Over the weekend, WikiLeaks published more than 19,000 leaked emails between top members of the Democratic National Committee. The emails mostly covered routine campaign business , but a few discussed Bernie Sanders faith and his run for president, and provoked accusations that the DNC favored Hillary Clinton in this year’s presidential primary race.
DNC chair Debbie Wasserman Schultz stepped down over the weekend as a result of the email leak and declined to kickoff the Democratic National Convention in Philadelphia Monday . The FBI is now investigating the leaked emails , and the Clinton campaign said Russian groups trying to help Donald Trump get elected are responsible for the attack.
Corey Nachreiner , CTO at WatchGuard Technologies and a regular contributor to GeekWire , discussed how this hack went down and ifit could have been prevented.
Corey Nachreiner
On how hackers got into the DNC system: No one has confirmed exactly how attackers got malware into the DNC systems yet. However, they have analyzed two malware samples they found, and attributed those samples to two alleged Russian hacking groups. They also know that at least one of these groups is known for delivering malware via spear phishing.
On the sophistication of spear phishing versus a regular phishing attack:As you may know, phishing is an attack where criminals try to bait you into sharing confidential information, typically by sending you an email that links to a seemingly legitimate looking website, such as an online banking site. In reality, the site is a fake, and the attacker is hoping you enter your credentials so they can be stolen. Phishing emails are typically easy for victims to recognize since they go out to many victims at once, and they tend to included many recognizable attributes that help identify them as illegitimate.
Spear phishing also involves sending emails that try to lure usersto do something they shouldn’t, but the key difference is that messages target a particular user or group of users. Spear phishers learn about their victims ― through social networks, corporate web sites, and other public resources ― before crafting very specific emails targeted at that particular user or group. As a result, it’s much harder to identify a spear phishing email as bad, since the email appears similar to many other emails you receive, and usually seems to have something to do with your job. Typically, the goal of spear phishing is to get a victim to interact with a malicious document, or to visit a malicious web site, in hopes of infecting that user with malware. One of the threat actors associated with the malware used in the DNC attack has been known to use spear phishing to get victims to visit a malicious drive-by download website.

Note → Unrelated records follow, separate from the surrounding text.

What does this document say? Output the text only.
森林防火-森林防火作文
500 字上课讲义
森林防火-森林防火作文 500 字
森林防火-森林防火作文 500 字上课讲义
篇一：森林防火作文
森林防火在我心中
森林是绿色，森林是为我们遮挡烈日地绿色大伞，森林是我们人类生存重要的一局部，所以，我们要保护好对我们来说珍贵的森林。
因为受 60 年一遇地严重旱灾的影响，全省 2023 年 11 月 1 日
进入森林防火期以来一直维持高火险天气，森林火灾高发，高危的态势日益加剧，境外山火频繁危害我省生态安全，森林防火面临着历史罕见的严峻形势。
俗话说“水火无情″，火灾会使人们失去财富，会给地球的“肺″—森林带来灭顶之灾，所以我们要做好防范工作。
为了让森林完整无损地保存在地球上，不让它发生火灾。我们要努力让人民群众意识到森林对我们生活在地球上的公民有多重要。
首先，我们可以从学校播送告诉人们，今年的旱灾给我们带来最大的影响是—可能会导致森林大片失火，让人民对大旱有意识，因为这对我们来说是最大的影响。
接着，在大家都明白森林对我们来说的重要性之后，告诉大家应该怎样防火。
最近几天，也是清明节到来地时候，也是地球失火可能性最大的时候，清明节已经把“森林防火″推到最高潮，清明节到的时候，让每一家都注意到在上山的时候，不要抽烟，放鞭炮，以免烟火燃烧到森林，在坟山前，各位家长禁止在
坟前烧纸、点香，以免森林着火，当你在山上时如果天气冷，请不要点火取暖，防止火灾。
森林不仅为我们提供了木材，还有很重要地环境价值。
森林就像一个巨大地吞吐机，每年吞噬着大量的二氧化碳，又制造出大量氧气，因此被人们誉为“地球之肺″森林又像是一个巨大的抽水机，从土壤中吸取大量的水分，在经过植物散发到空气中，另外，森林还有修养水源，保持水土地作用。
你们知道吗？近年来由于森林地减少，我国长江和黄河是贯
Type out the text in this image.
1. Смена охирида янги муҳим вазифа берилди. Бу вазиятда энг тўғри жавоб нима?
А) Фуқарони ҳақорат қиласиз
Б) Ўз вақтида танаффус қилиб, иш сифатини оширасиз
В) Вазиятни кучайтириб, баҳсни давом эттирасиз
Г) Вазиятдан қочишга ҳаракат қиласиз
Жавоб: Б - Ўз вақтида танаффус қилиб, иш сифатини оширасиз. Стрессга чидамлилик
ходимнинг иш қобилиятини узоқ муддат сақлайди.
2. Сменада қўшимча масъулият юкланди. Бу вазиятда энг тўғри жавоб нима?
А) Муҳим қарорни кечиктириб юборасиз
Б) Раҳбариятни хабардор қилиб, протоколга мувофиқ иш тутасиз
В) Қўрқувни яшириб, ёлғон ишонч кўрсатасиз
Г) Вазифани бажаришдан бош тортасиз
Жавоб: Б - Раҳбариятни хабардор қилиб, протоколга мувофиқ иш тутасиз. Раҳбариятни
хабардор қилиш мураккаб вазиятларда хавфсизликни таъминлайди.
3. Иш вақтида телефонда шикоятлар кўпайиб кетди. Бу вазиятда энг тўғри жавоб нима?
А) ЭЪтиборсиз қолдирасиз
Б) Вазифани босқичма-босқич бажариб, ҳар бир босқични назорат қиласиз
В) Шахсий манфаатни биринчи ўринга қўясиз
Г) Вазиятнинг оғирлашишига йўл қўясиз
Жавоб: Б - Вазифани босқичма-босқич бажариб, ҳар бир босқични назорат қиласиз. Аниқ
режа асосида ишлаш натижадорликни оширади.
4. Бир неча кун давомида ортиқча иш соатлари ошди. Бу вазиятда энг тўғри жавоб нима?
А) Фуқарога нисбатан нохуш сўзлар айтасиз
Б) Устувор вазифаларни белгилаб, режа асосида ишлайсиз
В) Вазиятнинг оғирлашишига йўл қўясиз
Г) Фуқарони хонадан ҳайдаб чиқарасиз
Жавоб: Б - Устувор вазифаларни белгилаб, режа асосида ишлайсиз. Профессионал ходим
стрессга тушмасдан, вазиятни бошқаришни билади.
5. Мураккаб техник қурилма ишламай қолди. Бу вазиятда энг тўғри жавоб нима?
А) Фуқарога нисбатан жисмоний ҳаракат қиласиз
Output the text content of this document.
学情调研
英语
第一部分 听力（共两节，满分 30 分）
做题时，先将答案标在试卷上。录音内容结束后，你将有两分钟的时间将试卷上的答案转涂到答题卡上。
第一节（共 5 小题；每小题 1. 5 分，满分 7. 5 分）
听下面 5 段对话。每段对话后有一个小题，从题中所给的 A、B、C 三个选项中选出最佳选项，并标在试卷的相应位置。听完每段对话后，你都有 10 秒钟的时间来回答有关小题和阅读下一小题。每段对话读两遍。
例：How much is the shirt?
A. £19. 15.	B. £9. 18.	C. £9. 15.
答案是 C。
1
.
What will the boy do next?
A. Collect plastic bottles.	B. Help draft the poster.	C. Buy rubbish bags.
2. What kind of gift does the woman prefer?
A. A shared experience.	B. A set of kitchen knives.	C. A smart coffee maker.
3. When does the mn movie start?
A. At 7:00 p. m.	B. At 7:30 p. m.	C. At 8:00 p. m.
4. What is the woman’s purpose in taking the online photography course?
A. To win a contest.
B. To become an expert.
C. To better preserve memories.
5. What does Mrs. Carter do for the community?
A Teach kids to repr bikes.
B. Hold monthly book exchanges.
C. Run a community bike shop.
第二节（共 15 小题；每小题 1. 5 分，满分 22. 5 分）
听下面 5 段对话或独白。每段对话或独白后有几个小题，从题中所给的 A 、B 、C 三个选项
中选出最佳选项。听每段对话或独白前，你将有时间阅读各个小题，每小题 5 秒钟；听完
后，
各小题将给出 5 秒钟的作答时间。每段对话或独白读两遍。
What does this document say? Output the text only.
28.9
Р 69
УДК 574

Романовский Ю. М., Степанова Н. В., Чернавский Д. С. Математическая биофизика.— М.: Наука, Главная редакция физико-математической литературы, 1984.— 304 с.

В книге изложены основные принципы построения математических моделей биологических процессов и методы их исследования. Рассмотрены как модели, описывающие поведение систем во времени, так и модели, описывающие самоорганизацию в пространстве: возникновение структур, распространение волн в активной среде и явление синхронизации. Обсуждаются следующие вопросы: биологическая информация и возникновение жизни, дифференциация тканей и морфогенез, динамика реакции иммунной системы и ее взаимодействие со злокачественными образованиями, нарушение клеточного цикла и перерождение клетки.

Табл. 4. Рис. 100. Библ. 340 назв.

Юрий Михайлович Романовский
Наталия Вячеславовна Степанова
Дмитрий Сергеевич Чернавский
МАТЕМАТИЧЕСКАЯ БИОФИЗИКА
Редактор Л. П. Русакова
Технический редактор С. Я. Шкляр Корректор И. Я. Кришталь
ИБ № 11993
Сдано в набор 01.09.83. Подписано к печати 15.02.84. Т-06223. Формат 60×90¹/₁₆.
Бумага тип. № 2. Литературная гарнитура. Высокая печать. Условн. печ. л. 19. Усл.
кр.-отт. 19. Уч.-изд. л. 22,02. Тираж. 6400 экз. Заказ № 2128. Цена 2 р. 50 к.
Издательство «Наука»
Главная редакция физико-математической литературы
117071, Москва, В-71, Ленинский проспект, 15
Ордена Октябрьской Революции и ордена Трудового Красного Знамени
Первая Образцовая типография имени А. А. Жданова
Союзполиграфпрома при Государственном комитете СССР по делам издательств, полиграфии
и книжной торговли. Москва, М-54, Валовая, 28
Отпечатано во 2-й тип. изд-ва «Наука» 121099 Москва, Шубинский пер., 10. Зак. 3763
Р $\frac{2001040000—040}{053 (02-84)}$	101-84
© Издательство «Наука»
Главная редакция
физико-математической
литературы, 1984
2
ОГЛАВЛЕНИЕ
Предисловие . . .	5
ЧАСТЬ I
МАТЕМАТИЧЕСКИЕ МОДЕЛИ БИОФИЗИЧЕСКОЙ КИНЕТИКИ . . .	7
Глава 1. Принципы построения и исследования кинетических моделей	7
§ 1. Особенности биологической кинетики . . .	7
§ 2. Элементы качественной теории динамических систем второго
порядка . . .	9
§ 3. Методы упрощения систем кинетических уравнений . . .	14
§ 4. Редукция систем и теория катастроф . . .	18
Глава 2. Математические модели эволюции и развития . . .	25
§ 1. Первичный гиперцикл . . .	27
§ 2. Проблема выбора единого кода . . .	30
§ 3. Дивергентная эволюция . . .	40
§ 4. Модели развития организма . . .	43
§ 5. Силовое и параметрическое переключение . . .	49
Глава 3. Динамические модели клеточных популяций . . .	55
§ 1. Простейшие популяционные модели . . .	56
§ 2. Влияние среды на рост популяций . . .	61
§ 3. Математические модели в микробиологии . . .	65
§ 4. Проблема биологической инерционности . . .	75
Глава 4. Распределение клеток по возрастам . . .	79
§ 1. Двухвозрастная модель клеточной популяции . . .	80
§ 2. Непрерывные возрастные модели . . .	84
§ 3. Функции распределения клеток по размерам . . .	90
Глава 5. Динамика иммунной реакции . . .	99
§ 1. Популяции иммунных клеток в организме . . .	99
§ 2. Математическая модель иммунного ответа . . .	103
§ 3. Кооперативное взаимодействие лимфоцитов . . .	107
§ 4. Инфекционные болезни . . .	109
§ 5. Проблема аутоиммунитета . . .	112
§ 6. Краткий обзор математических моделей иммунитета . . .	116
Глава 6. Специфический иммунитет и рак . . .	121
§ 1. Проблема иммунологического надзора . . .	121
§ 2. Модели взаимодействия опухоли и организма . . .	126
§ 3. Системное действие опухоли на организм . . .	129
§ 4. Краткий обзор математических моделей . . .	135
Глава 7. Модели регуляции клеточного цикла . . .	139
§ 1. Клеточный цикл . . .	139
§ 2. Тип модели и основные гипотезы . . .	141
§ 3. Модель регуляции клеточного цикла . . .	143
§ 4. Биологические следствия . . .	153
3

How the DNC could have avoided such an attack: Without all the details, it’s hard to say for sure what the DNC could have done to prevent this attack. However, in general, the best way to defend yourself online is to layer many different security controls together that can block different parts of a hacker’s attack chain. You need web security controls that can keep users from bad sites, intrusion prevention services that can identify and block network attacks, email security controls that can strip bad stuff from emails, and advanced threat protection products that can help identify even the most evasive malware. You also need to segment your internal network, and use all these security controls internally as well. However, even with all kinds of security technology, attackers can still get into your network if they can trick users to do something they shouldn’t. That’s why awareness training needs to be a core part of security strategy. Make it a priority to train users on how to recognize malicious emails, and provide them with strategies to avoid spear phishing emails that can be harder to detect. Otherwise, a simple user error could circumvent the entire security program that you worked so carefully to construct.